Have You Seen Me?(18)
I look up to see we’re nearing my building. I end up asking the driver to drop me at the deli a half block away, where I pick up a tin of cinnamon Altoids and immediately pop one in my mouth.
Back in my apartment, I dig out my yoga mat from the back of the closet and engage in twenty minutes’ worth of poses in the great room, concentrating fully on each position and doing my best not to let my mind wander. I feel energized when I’m finished, and an espresso also helps. I’m going to get through this crisis, I tell myself. I am.
Inspired, I grab my laptop, answer a batch of emails, and then open the chapter of my book that I worked on last. I’m not that far behind, but it’s definitely time to hustle.
But focusing turns out to be more difficult than I anticipated. Every sentence I manage to type is six words long and totally pedestrian.
Plus, the questions are back, slowly lapping against my brain at first and then flooding it. Where was I for two whole days? Why did I flee my home? Was it really because of the fight with Hugh, or does that terrible day from my childhood still haunt me in some way?
My gaze falls on my old iPhone, lying on the desk. I know Erling said this isn’t the right moment to be talking to Roger about the past, but I’m close to my half brother and I need to bring him up to speed about what’s happened anyway. There’s even a chance, I realize, that I made contact with him when I was gone. I grab the phone and tap his name. The call goes to voice mail, but I know I’ll hear from him soon enough. Rog is like that.
Our father, Ben, had been married to Roger’s mother for nearly twenty years when she died unexpectedly of sepsis. Two years later, he met my mother, Lilly, and they married six months later. According to my mom, Roger and his younger brother, Quinn, fourteen and twelve at the time, were lovely, easygoing boys, who maturely accepted their father’s desire to remarry and embraced her presence—and mine, too, when I brazenly popped up a year later. I adore them both, but it’s Roger who’s always seemed more enchanted by my existence and eager to engage. He was especially caring when my own mother died of cancer seven years ago.
My mother whom I miss and think of every day. My mother who, if she were alive, would surely be able to help me find a path out of this nightmare.
My phone rings and, yup, it’s Roger.
“Hey, Button,” he says, using a nickname my father once bestowed on me for being so buttoned-up about schoolwork. “Nice to hear your voice.”
“Nice to hear yours, too. How is the lord of the manor today?” Roger lives in an impeccably restored manor house along the banks of the Delaware River, a few minutes away from Millerstown, the town where we grew up.
“In fairly good form for a middle-aged man. Is everything okay?”
There’s an urgency to the last question. Had I made contact with him on Tuesday or Wednesday?
“What makes you say that?”
“Something in your voice. And Dad mentioned he hadn’t heard from you in a few days.
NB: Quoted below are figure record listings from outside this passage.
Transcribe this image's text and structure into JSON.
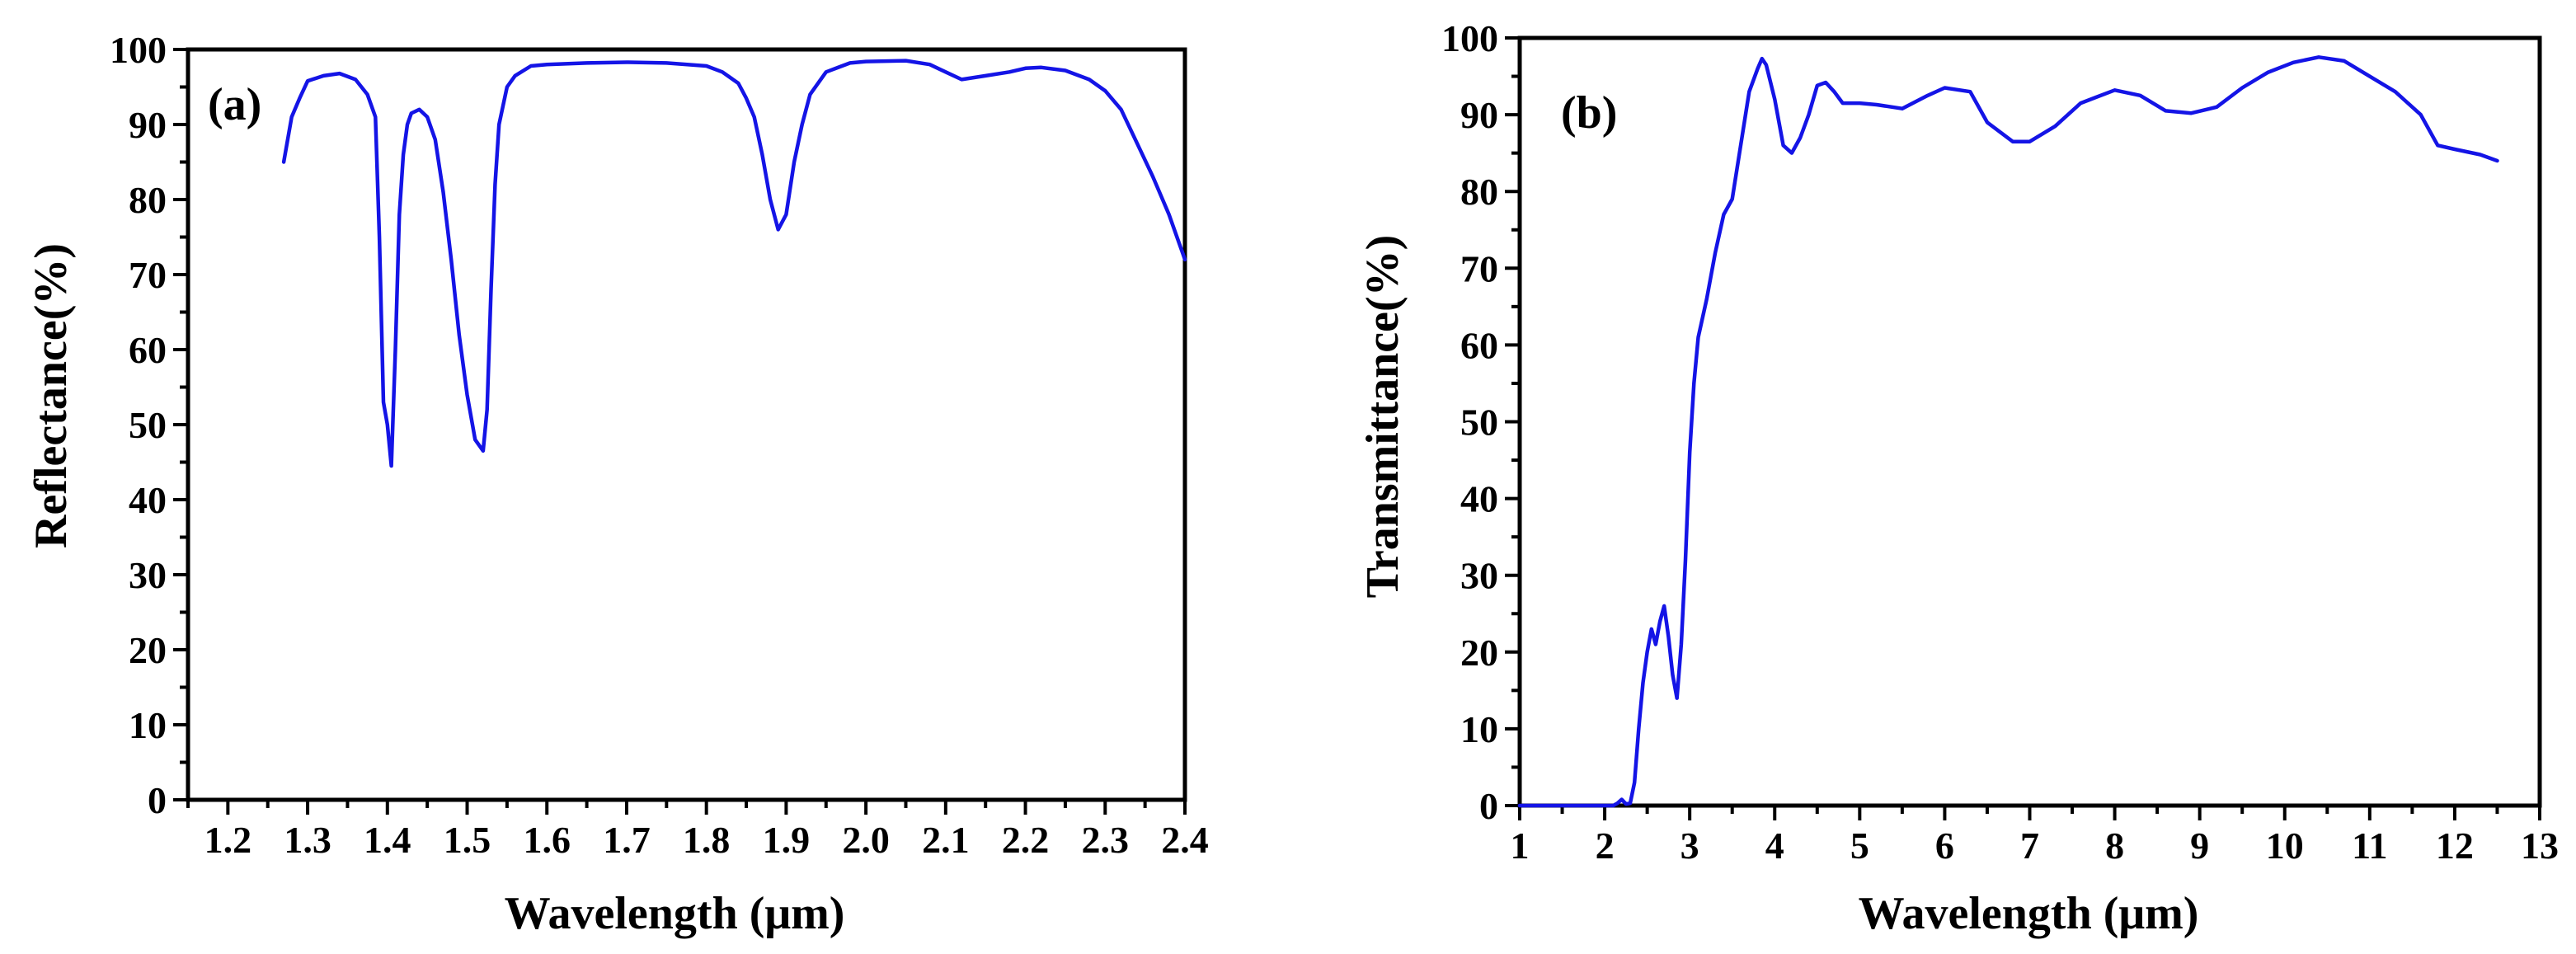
{
  "chart_data": [
    {
      "type": "line",
      "panel_label": "(a)",
      "xlabel": "Wavelength (μm)",
      "ylabel": "Reflectance(%)",
      "xlim": [
        1.15,
        2.4
      ],
      "ylim": [
        0,
        100
      ],
      "xticks": [
        1.2,
        1.3,
        1.4,
        1.5,
        1.6,
        1.7,
        1.8,
        1.9,
        2.0,
        2.1,
        2.2,
        2.3,
        2.4
      ],
      "xtick_labels": [
        "1.2",
        "1.3",
        "1.4",
        "1.5",
        "1.6",
        "1.7",
        "1.8",
        "1.9",
        "2.0",
        "2.1",
        "2.2",
        "2.3",
        "2.4"
      ],
      "yticks": [
        0,
        10,
        20,
        30,
        40,
        50,
        60,
        70,
        80,
        90,
        100
      ],
      "ytick_labels": [
        "0",
        "10",
        "20",
        "30",
        "40",
        "50",
        "60",
        "70",
        "80",
        "90",
        "100"
      ],
      "color": "#1414e6",
      "series": [
        {
          "x": [
            1.27,
            1.28,
            1.29,
            1.3,
            1.32,
            1.34,
            1.36,
            1.375,
            1.385,
            1.39,
            1.395,
            1.4,
            1.405,
            1.41,
            1.415,
            1.42,
            1.425,
            1.43,
            1.44,
            1.45,
            1.46,
            1.47,
            1.48,
            1.49,
            1.5,
            1.51,
            1.52,
            1.525,
            1.53,
            1.535,
            1.54,
            1.55,
            1.56,
            1.58,
            1.6,
            1.65,
            1.7,
            1.75,
            1.8,
            1.82,
            1.84,
            1.85,
            1.86,
            1.87,
            1.88,
            1.89,
            1.9,
            1.91,
            1.92,
            1.93,
            1.95,
            1.98,
            2.0,
            2.05,
            2.08,
            2.1,
            2.12,
            2.15,
            2.18,
            2.2,
            2.22,
            2.25,
            2.28,
            2.3,
            2.32,
            2.34,
            2.36,
            2.38,
            2.4
          ],
          "y": [
            85,
            91,
            93.5,
            95.8,
            96.5,
            96.8,
            96,
            94,
            91,
            75,
            53,
            50,
            44.5,
            60,
            78,
            86,
            90,
            91.5,
            92,
            91,
            88,
            81,
            72,
            62,
            54,
            48,
            46.5,
            52,
            68,
            82,
            90,
            95,
            96.5,
            97.8,
            98,
            98.2,
            98.3,
            98.2,
            97.8,
            97,
            95.5,
            93.5,
            91,
            86,
            80,
            76,
            78,
            85,
            90,
            94,
            97,
            98.2,
            98.4,
            98.5,
            98,
            97,
            96,
            96.5,
            97,
            97.5,
            97.6,
            97.2,
            96,
            94.5,
            92,
            87.5,
            83,
            78,
            72
          ]
        }
      ]
    },
    {
      "type": "line",
      "panel_label": "(b)",
      "xlabel": "Wavelength (μm)",
      "ylabel": "Transmittance(%)",
      "xlim": [
        1,
        13
      ],
      "ylim": [
        0,
        100
      ],
      "xticks": [
        1,
        2,
        3,
        4,
        5,
        6,
        7,
        8,
        9,
        10,
        11,
        12,
        13
      ],
      "xtick_labels": [
        "1",
        "2",
        "3",
        "4",
        "5",
        "6",
        "7",
        "8",
        "9",
        "10",
        "11",
        "12",
        "13"
      ],
      "yticks": [
        0,
        10,
        20,
        30,
        40,
        50,
        60,
        70,
        80,
        90,
        100
      ],
      "ytick_labels": [
        "0",
        "10",
        "20",
        "30",
        "40",
        "50",
        "60",
        "70",
        "80",
        "90",
        "100"
      ],
      "color": "#1414e6",
      "series": [
        {
          "x": [
            1.0,
            1.5,
            2.0,
            2.1,
            2.15,
            2.2,
            2.25,
            2.3,
            2.35,
            2.4,
            2.45,
            2.5,
            2.55,
            2.6,
            2.65,
            2.7,
            2.75,
            2.8,
            2.85,
            2.9,
            2.95,
            3.0,
            3.05,
            3.1,
            3.2,
            3.3,
            3.4,
            3.5,
            3.6,
            3.7,
            3.8,
            3.85,
            3.9,
            4.0,
            4.1,
            4.2,
            4.3,
            4.4,
            4.5,
            4.6,
            4.7,
            4.8,
            5.0,
            5.2,
            5.5,
            5.8,
            6.0,
            6.3,
            6.5,
            6.8,
            7.0,
            7.3,
            7.6,
            8.0,
            8.3,
            8.6,
            8.9,
            9.2,
            9.5,
            9.8,
            10.1,
            10.4,
            10.7,
            11.0,
            11.3,
            11.6,
            11.8,
            12.0,
            12.3,
            12.5
          ],
          "y": [
            0,
            0,
            0,
            0,
            0.3,
            0.8,
            0.2,
            0.3,
            3,
            10,
            16,
            20,
            23,
            21,
            24,
            26,
            22,
            17,
            14,
            21,
            32,
            46,
            55,
            61,
            66,
            72,
            77,
            79,
            86,
            93,
            96,
            97.3,
            96.5,
            92,
            86,
            85,
            87,
            90,
            93.8,
            94.2,
            93,
            91.5,
            91.5,
            91.3,
            90.8,
            92.5,
            93.5,
            93,
            89,
            86.5,
            86.5,
            88.5,
            91.5,
            93.2,
            92.5,
            90.5,
            90.2,
            91,
            93.5,
            95.5,
            96.8,
            97.5,
            97,
            95,
            93,
            90,
            86,
            85.5,
            84.8,
            84
          ]
        }
      ]
    }
  ]
}
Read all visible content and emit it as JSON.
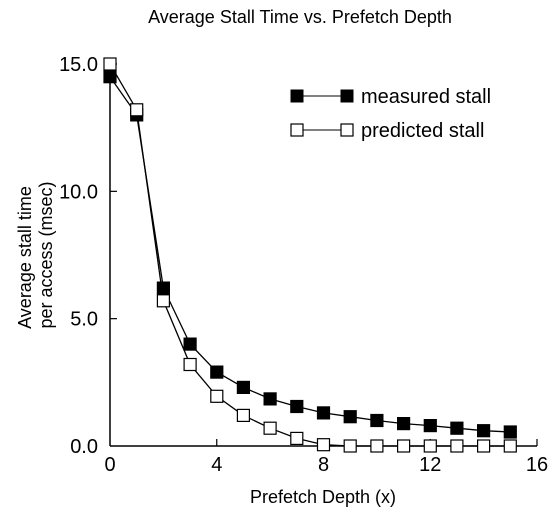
{
  "chart_data": {
    "type": "line",
    "title": "Average Stall Time vs. Prefetch Depth",
    "xlabel": "Prefetch Depth (x)",
    "ylabel_lines": [
      "Average stall time",
      "per access (msec)"
    ],
    "xlim": [
      0,
      16
    ],
    "ylim": [
      0,
      15
    ],
    "x_ticks": [
      0,
      4,
      8,
      12,
      16
    ],
    "x_tick_labels": [
      "0",
      "4",
      "8",
      "12",
      "16"
    ],
    "y_ticks": [
      0,
      5,
      10,
      15
    ],
    "y_tick_labels": [
      "0.0",
      "5.0",
      "10.0",
      "15.0"
    ],
    "grid": false,
    "legend_position": "top-right",
    "x": [
      0,
      1,
      2,
      3,
      4,
      5,
      6,
      7,
      8,
      9,
      10,
      11,
      12,
      13,
      14,
      15
    ],
    "series": [
      {
        "name": "measured stall",
        "marker": "filled-square",
        "color": "#000000",
        "values": [
          14.5,
          13.0,
          6.2,
          4.0,
          2.9,
          2.3,
          1.85,
          1.55,
          1.3,
          1.15,
          1.0,
          0.88,
          0.8,
          0.7,
          0.6,
          0.55
        ]
      },
      {
        "name": "predicted stall",
        "marker": "open-square",
        "color": "#000000",
        "values": [
          15.0,
          13.2,
          5.7,
          3.2,
          1.95,
          1.2,
          0.7,
          0.3,
          0.05,
          0.0,
          0.0,
          0.0,
          0.0,
          0.0,
          0.0,
          0.0
        ]
      }
    ]
  }
}
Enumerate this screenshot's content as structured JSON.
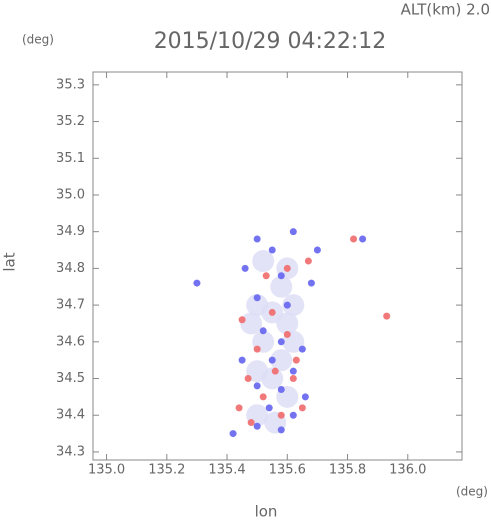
{
  "chart_data": {
    "type": "scatter",
    "title": "2015/10/29 04:22:12",
    "subtitle": "ALT(km) 2.0",
    "x_label": "lon",
    "y_label": "lat",
    "x_unit": "(deg)",
    "y_unit": "(deg)",
    "xlim": [
      134.955,
      136.18
    ],
    "ylim": [
      34.278,
      35.335
    ],
    "xticks": [
      {
        "value": 135.0,
        "label": "135.0"
      },
      135.2,
      135.4,
      135.6,
      135.8,
      {
        "value": 136.0,
        "label": "136.0"
      }
    ],
    "yticks": [
      34.3,
      34.4,
      34.5,
      34.6,
      34.7,
      34.8,
      34.9,
      {
        "value": 35.0,
        "label": "35.0"
      },
      35.1,
      35.2,
      35.3
    ],
    "series": [
      {
        "color": "#dcdcf6",
        "x": [
          135.5,
          135.55,
          135.6,
          135.52,
          135.58,
          135.62,
          135.55,
          135.6,
          135.5,
          135.56,
          135.48,
          135.62,
          135.58,
          135.52,
          135.6,
          135.5
        ],
        "values": [
          34.7,
          34.68,
          34.65,
          34.6,
          34.55,
          34.6,
          34.5,
          34.45,
          34.4,
          34.38,
          34.65,
          34.7,
          34.75,
          34.82,
          34.8,
          34.52
        ]
      },
      {
        "color": "#6464f0",
        "x": [
          135.5,
          135.55,
          135.62,
          135.7,
          135.46,
          135.58,
          135.68,
          135.5,
          135.6,
          135.52,
          135.58,
          135.65,
          135.55,
          135.62,
          135.5,
          135.58,
          135.66,
          135.54,
          135.62,
          135.5,
          135.58,
          135.85,
          135.3,
          135.42,
          135.45
        ],
        "values": [
          34.88,
          34.85,
          34.9,
          34.85,
          34.8,
          34.78,
          34.76,
          34.72,
          34.7,
          34.63,
          34.6,
          34.58,
          34.55,
          34.52,
          34.48,
          34.47,
          34.45,
          34.42,
          34.4,
          34.37,
          34.36,
          34.88,
          34.76,
          34.35,
          34.55
        ]
      },
      {
        "color": "#f06a6a",
        "x": [
          135.93,
          135.82,
          135.44,
          135.47,
          135.6,
          135.55,
          135.5,
          135.62,
          135.52,
          135.58,
          135.65,
          135.45,
          135.6,
          135.53,
          135.67,
          135.48,
          135.56,
          135.63
        ],
        "values": [
          34.67,
          34.88,
          34.42,
          34.5,
          34.62,
          34.68,
          34.58,
          34.5,
          34.45,
          34.4,
          34.42,
          34.66,
          34.8,
          34.78,
          34.82,
          34.38,
          34.52,
          34.55
        ]
      }
    ]
  }
}
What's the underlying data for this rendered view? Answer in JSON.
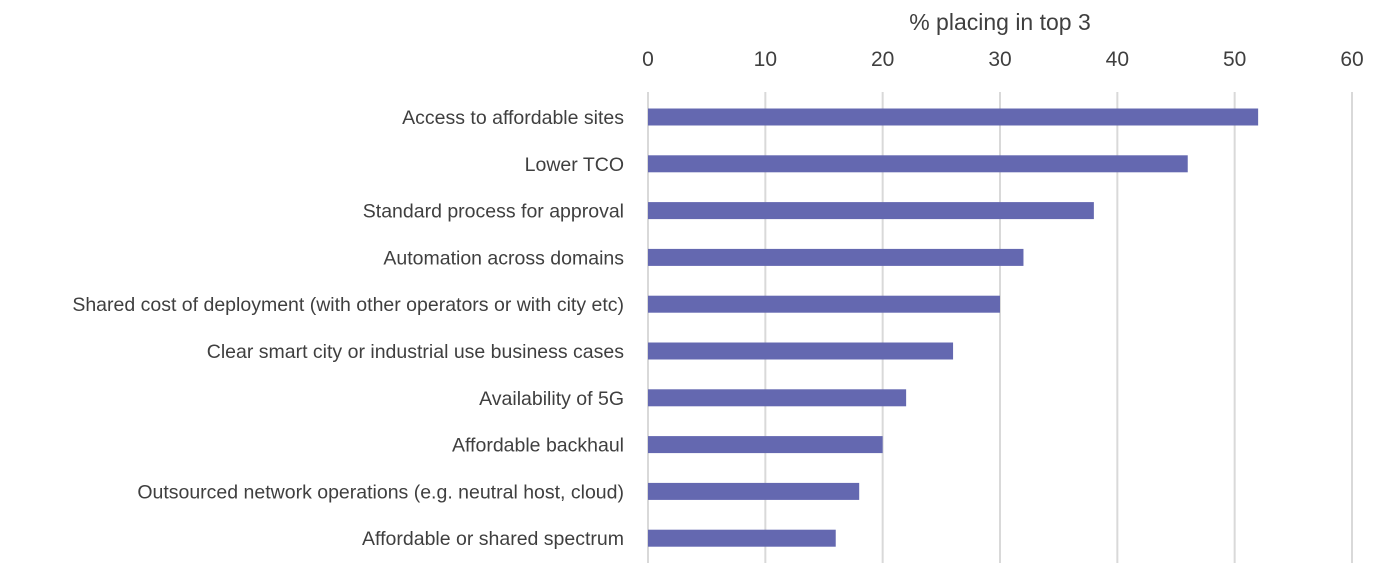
{
  "chart_data": {
    "type": "bar",
    "orientation": "horizontal",
    "xlabel": "% placing in top 3",
    "xaxis_position": "top",
    "xlim": [
      0,
      60
    ],
    "xticks": [
      0,
      10,
      20,
      30,
      40,
      50,
      60
    ],
    "grid": true,
    "legend": "none",
    "bar_color": "#6468b0",
    "categories": [
      "Access to affordable sites",
      "Lower TCO",
      "Standard process for approval",
      "Automation across domains",
      "Shared cost of deployment (with other operators or with city etc)",
      "Clear smart city or industrial use business cases",
      "Availability of 5G",
      "Affordable backhaul",
      "Outsourced network operations (e.g. neutral host, cloud)",
      "Affordable or shared spectrum"
    ],
    "values": [
      52,
      46,
      38,
      32,
      30,
      26,
      22,
      20,
      18,
      16
    ]
  }
}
You’re usually so Johnny-on-the-spot with your calls.”
“I had an issue this week, but I emailed him late last night.”
“What’s going on?”
“Something weird. But I don’t want Dad to know.”
“Talk to me.”
I blurt it all out, except for the part about the fight with Hugh. As close as I am to Roger, I like keeping my marriage private.
“Ally, how awful for you. Do you feel you’re getting the best medical care?”
“I have a good therapist, and I’m going to see a neurologist for a second opinion. But I didn’t call you this week, did I?”
“No, we haven’t talked since last weekend. Gosh, I feel terrible. Tell me what I can do.”
“I mostly wanted to fill you in, but maybe we could get together soon, too.”
“Absolutely. You could come out for the day, have lunch here.”
Of course, any social engagement would surely have to be run by Roger’s wife, Marion, who seems to prefer having Roger all for herself.
“That’s sweet, but you don’t have to go to any trouble. I just want to see you—and also, to ask you some questions.”
I blurt out the last part without even seeing it coming—and against Erling’s advice.
“Are you wondering if there’s any family history with this sort of thing?”
“No one’s mentioned that as a factor. But lately I’ve been thinking a lot about what happened when I was nine, finding Jaycee Long. Dissociative states are sometimes caused by past trauma, and I’m wondering if that experience could have been a trigger.”
There’s a long pause, and I can picture him doing his usual little scratch on the side of his head.
“I’m not sure how much I can help, but I’ll try,” he finally says. “Though wouldn’t Dad be a better person to ask?”
“Probably, but if I start asking questions, I’m sure he’ll get suspicious, and I don’t want to upset him.”
“Good point. Well, I’m happy to talk, and actually, you may not need to drive all the way out. Marion surprised me with tickets for the New York Philharmonic Sunday afternoon and then we’re going to some friends’ apartment for dinner. We could grab a drink after the concert—maybe around five? Marion can shop or head to our friends’ place early.”